[
https://issues.apache.org/jira/browse/HTTPCORE-757?page=com.atlassian.jira.plugin.system.issuetabpanels:comment-tabpanel&focusedCommentId=17761800#comment-17761800
]
ASF subversion and git services commented on HTTPCORE-757:
----------------------------------------------------------
Commit fa6dbd47bdb222fedc7f50ee8be6c7399d2d8603 in httpcomponents-core's branch
refs/heads/HTTPCORE-757 from Oleg Kalnichevski
[ https://gitbox.apache.org/repos/asf?p=httpcomponents-core.git;h=fa6dbd47b ]
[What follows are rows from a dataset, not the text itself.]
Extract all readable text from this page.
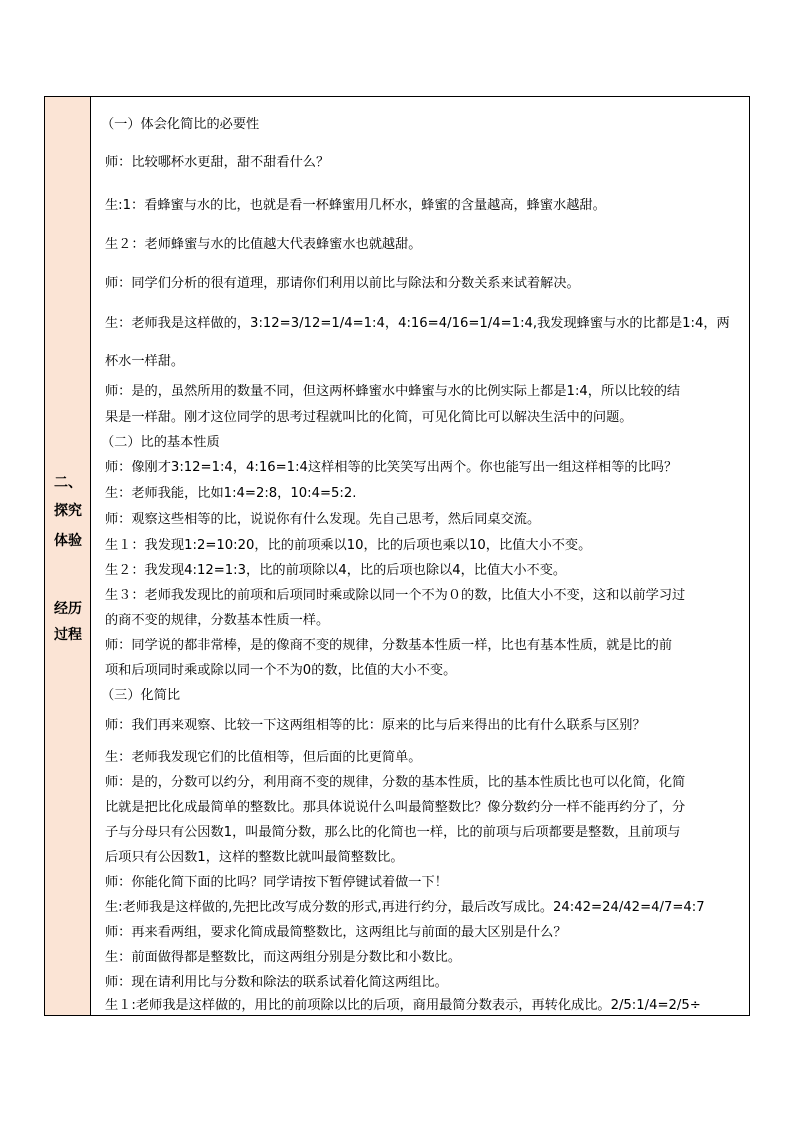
二、
探究
体验
经历
过程
（一）体会化简比的必要性
师：比较哪杯水更甜，甜不甜看什么？
生:1：看蜂蜜与水的比，也就是看一杯蜂蜜用几杯水，蜂蜜的含量越高，蜂蜜水越甜。
生２：老师蜂蜜与水的比值越大代表蜂蜜水也就越甜。
师：同学们分析的很有道理，那请你们利用以前比与除法和分数关系来试着解决。
生：老师我是这样做的，3:12=3/12=1/4=1:4，4:16=4/16=1/4=1:4,我发现蜂蜜与水的比都是1:4，两
杯水一样甜。
师：是的，虽然所用的数量不同，但这两杯蜂蜜水中蜂蜜与水的比例实际上都是1:4，所以比较的结
果是一样甜。刚才这位同学的思考过程就叫比的化简，可见化简比可以解决生活中的问题。
（二）比的基本性质
师：像刚才3:12=1:4，4:16=1:4这样相等的比笑笑写出两个。你也能写出一组这样相等的比吗？
生：老师我能，比如1:4=2:8，10:4=5:2.
师：观察这些相等的比，说说你有什么发现。先自己思考，然后同桌交流。
生１：我发现1:2=10:20，比的前项乘以10，比的后项也乘以10，比值大小不变。
生２：我发现4:12=1:3，比的前项除以4，比的后项也除以4，比值大小不变。
生３：老师我发现比的前项和后项同时乘或除以同一个不为０的数，比值大小不变，这和以前学习过
的商不变的规律，分数基本性质一样。
师：同学说的都非常棒，是的像商不变的规律，分数基本性质一样，比也有基本性质，就是比的前
项和后项同时乘或除以同一个不为0的数，比值的大小不变。
（三）化简比
师：我们再来观察、比较一下这两组相等的比：原来的比与后来得出的比有什么联系与区别？
生：老师我发现它们的比值相等，但后面的比更简单。
师：是的，分数可以约分，利用商不变的规律，分数的基本性质，比的基本性质比也可以化简，化简
比就是把比化成最简单的整数比。那具体说说什么叫最简整数比？像分数约分一样不能再约分了，分
子与分母只有公因数1，叫最简分数，那么比的化简也一样，比的前项与后项都要是整数，且前项与
后项只有公因数1，这样的整数比就叫最简整数比。
师：你能化简下面的比吗？同学请按下暂停键试着做一下！
生:老师我是这样做的,先把比改写成分数的形式,再进行约分，最后改写成比。24:42=24/42=4/7=4:7
师：再来看两组，要求化简成最简整数比，这两组比与前面的最大区别是什么？
生：前面做得都是整数比，而这两组分别是分数比和小数比。
师：现在请利用比与分数和除法的联系试着化简这两组比。
生１:老师我是这样做的，用比的前项除以比的后项，商用最简分数表示，再转化成比。2/5:1/4=2/5÷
HTTPCORE-757: AbstractCharDataConsumer fails to correctly handle incomplete
UTF8 encoded data split across multiple data packets
> AbstractCharDataConsumer jams up with incomplete UTF-8 data
> -----------------------------------------------------------
>
> Key: HTTPCORE-757
> URL: https://issues.apache.org/jira/browse/HTTPCORE-757
> Project: HttpComponents HttpCore
> Issue Type: Bug
> Affects Versions: 5.2.2
> Reporter: Simon White
> Priority: Major
> Fix For: 5.2.3, 5.3-alpha1
>
>
> While streaming UTF-8-encoded data with the async HTTP client, we observed
> the following behaviour:
> * After several minutes of consuming from our stream, the client jammed up
> permanently and did not recover without a restart
> Upon closer inspection, we realised that `AbstractCharDataConsumer` (which we
> were extending to parse our data) was receiving incomplete UTF-8 characters
> from the end of the stream (i.e. the last character in the stream was
> multi-byte and we hadn't yet received all bytes for it), and this was causing
> it to go into an infinite loop on the following code:
> {code:java}
> @Override
> public final void consume(final ByteBuffer src) throws IOException {
> final CharsetDecoder charsetDecoder = getCharsetDecoder();
> while (src.hasRemaining()) {
> checkResult(charsetDecoder.decode(src, charBuffer, false));
> doDecode(false);
> }
> }{code}
> This was fairly time-consuming to figure out and required us to go deep into
> the brain of the library.
> We don't know how this could be improved exactly, but a couple of thoughts:
> * If this class expects a completely valid text string in the buffer with no
> trailing bytes:
> ** Then it should throw some exception once it detects that it's failing to
> completely process the buffer
> ** And the caller could deal with this somehow (either by catching this
> exception and waiting for more data, or otherwise ensuring that the input is
> valid before calling the consumer - though it's not clear how it could do
> that without also having knowledge of the encoding)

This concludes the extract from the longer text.